At the district court, Judge Hurd swallowed the third excuse:
The District Court, accepting Insogna’s third reason for the automobile stop, ruled that the stop was legal because Swartz’s “odd and aggressive behavior directed at a police officer created a reasonable suspicion that Swartz was either engaged in or about to be engaged in criminal activity, such as violence against the driver of the vehicle.”
Presumably, Judge Hurd found the behavior “odd” because nobody north of the Throgs Neck Bridge has ever used such a vulgar gesture. Judge Newman wasn’t buying.

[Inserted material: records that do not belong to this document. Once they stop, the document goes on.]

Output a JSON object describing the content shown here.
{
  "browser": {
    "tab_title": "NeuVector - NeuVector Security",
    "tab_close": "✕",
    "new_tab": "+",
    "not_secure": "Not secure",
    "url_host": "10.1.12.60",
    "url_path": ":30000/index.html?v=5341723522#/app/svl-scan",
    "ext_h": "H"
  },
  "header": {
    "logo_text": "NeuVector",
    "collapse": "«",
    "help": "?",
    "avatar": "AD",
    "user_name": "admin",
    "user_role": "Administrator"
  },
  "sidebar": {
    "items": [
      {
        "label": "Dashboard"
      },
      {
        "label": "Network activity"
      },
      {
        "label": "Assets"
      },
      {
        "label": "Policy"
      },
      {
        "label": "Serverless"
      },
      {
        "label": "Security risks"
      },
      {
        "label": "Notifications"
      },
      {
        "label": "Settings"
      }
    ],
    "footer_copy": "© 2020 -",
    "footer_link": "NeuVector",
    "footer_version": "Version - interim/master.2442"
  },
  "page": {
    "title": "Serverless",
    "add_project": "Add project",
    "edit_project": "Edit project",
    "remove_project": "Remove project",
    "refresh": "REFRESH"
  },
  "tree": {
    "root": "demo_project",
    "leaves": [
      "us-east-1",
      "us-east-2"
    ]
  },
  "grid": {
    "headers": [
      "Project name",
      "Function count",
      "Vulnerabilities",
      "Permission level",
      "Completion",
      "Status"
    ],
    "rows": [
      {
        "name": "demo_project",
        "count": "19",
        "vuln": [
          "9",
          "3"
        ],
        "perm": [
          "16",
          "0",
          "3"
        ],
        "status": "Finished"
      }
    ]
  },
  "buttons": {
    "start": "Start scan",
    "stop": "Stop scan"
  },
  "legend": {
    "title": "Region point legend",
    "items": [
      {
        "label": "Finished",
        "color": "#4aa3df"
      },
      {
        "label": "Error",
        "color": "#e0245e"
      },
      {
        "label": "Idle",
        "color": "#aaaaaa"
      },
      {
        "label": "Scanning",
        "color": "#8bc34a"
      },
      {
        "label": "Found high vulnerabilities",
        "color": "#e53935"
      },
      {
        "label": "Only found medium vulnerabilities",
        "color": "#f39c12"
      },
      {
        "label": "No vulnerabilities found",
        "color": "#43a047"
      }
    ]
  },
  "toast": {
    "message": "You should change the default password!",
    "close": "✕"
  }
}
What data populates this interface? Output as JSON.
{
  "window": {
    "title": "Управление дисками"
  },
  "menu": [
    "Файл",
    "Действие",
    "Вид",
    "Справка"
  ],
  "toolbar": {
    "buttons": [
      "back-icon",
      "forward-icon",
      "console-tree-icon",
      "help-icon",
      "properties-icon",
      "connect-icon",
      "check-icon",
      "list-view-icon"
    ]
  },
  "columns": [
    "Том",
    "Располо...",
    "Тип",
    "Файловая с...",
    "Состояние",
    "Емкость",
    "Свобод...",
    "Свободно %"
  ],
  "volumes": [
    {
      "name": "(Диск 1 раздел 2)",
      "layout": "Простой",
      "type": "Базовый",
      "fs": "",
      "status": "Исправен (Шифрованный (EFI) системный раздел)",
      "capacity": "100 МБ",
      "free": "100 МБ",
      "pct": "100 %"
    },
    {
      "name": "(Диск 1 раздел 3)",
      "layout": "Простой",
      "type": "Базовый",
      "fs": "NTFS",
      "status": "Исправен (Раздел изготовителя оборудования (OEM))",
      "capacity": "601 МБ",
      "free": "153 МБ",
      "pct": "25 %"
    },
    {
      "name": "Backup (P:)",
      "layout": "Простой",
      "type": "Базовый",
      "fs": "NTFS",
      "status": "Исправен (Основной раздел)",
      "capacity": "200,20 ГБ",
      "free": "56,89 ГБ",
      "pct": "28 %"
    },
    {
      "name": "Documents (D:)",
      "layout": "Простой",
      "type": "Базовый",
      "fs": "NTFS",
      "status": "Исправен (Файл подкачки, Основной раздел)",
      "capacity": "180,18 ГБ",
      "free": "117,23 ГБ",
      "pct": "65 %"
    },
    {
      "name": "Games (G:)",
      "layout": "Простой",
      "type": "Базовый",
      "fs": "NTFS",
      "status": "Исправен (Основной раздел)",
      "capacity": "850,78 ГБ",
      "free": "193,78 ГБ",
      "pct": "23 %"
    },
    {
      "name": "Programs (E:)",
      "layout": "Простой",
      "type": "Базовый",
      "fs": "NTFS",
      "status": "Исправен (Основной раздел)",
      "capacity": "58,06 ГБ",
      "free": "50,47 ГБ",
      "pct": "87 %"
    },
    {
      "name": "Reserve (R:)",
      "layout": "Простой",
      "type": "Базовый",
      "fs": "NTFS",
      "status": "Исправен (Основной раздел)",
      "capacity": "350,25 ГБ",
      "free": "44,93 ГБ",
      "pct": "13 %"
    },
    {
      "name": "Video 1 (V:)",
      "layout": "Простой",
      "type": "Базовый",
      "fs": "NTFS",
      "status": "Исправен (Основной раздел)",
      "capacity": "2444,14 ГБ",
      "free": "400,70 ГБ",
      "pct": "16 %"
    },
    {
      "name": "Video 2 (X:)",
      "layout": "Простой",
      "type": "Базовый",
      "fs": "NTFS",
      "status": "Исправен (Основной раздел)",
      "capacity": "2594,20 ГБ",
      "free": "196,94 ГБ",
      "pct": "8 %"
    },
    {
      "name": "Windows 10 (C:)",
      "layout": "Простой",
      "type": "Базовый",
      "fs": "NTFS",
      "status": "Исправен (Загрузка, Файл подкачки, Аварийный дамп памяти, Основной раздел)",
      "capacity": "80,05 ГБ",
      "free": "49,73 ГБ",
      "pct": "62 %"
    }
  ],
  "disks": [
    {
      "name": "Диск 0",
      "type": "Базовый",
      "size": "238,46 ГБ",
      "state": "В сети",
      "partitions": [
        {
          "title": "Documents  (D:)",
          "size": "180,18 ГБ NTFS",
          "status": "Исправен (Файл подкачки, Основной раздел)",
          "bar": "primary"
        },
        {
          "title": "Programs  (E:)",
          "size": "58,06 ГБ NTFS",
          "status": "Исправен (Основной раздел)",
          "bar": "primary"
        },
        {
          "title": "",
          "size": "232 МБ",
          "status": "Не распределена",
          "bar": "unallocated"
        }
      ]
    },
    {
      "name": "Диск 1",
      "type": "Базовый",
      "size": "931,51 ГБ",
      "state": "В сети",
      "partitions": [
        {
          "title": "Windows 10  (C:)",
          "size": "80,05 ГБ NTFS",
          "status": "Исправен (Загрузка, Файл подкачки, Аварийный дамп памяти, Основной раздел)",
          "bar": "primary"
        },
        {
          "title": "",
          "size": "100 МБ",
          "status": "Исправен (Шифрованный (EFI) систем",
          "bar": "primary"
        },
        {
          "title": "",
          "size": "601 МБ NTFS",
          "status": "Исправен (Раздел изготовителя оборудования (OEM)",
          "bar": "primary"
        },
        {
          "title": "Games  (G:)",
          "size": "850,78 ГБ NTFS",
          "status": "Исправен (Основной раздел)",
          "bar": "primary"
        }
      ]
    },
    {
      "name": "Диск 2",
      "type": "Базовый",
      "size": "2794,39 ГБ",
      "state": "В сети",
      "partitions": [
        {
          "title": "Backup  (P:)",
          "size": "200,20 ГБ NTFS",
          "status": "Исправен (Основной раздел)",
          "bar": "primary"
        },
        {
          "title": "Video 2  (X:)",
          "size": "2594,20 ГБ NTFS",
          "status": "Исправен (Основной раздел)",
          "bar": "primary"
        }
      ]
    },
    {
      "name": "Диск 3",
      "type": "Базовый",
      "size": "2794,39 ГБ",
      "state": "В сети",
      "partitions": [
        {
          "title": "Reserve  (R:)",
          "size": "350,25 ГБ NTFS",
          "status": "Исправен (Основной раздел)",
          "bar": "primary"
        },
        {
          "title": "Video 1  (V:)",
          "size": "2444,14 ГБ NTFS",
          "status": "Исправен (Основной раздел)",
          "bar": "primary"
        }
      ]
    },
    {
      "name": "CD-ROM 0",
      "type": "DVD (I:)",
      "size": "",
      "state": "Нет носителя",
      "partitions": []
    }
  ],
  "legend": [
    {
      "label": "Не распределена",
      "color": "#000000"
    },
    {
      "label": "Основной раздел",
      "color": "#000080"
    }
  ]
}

Perhaps there is a police officer somewhere who would interpret an automobile passenger’s giving him the finger as a signal of distress, creating a suspicion that something occurring in the automobile warranted investigation. And perhaps that interpretation is what prompted Insogna to act, as he claims. But the nearly universal recognition that this gesture is an insult deprives such an interpretation of reasonableness. This ancient gesture of insult is not the basis for a reasonable suspicion of a traffic violation or impending criminal activity. Surely no passenger planning some wrongful conduct toward another occupant of an automobile would call attention to himself by giving the finger to a police officer.
Judge Newman, sitting in Manhattan, apparently has somewhat greater familiarity with the gesture than upstate Judge Hurd. He knows stuff, like what giving a cop the finger means. It is not a signal of distress.
And if there might be an automobile passenger somewhere who will give the finger to a police officer as an ill-advised signal for help, it is far more consistent with all citizens’ protection against improper police apprehension to leave that highly unlikely signal without a response than to lend judicial approval to the stopping of every vehicle from which a passenger makes that gesture.
As facially awesome as this opinion may be, this is really quite a significant holding, particularly in light of the arguments in favor of stop & frisk, that the court will not “lend judicial approval” to the violation of citizens’ right to be left alone on the off chance that an “ill-advised” act might be a signal for help.
While it’s my usual thought that engaging in foolish and pointless conduct, such as giving cops the finger, invites needless scrutiny and may well cost a person the great joy of an illegal stop, prosecution and lawsuit (which, even though Swartz prevailed here, has yet to produce any damage award to compensate for what he’s gone through), this might be the needed impetus to a new holiday: Give a cop the finger day.
Not because they necessarily deserve it, but certainly because police could stand being reminded that under the United States Constitution, we can. And there is nothing they can lawfully do about it. Hey, if everyone does it, they can’t stop us all.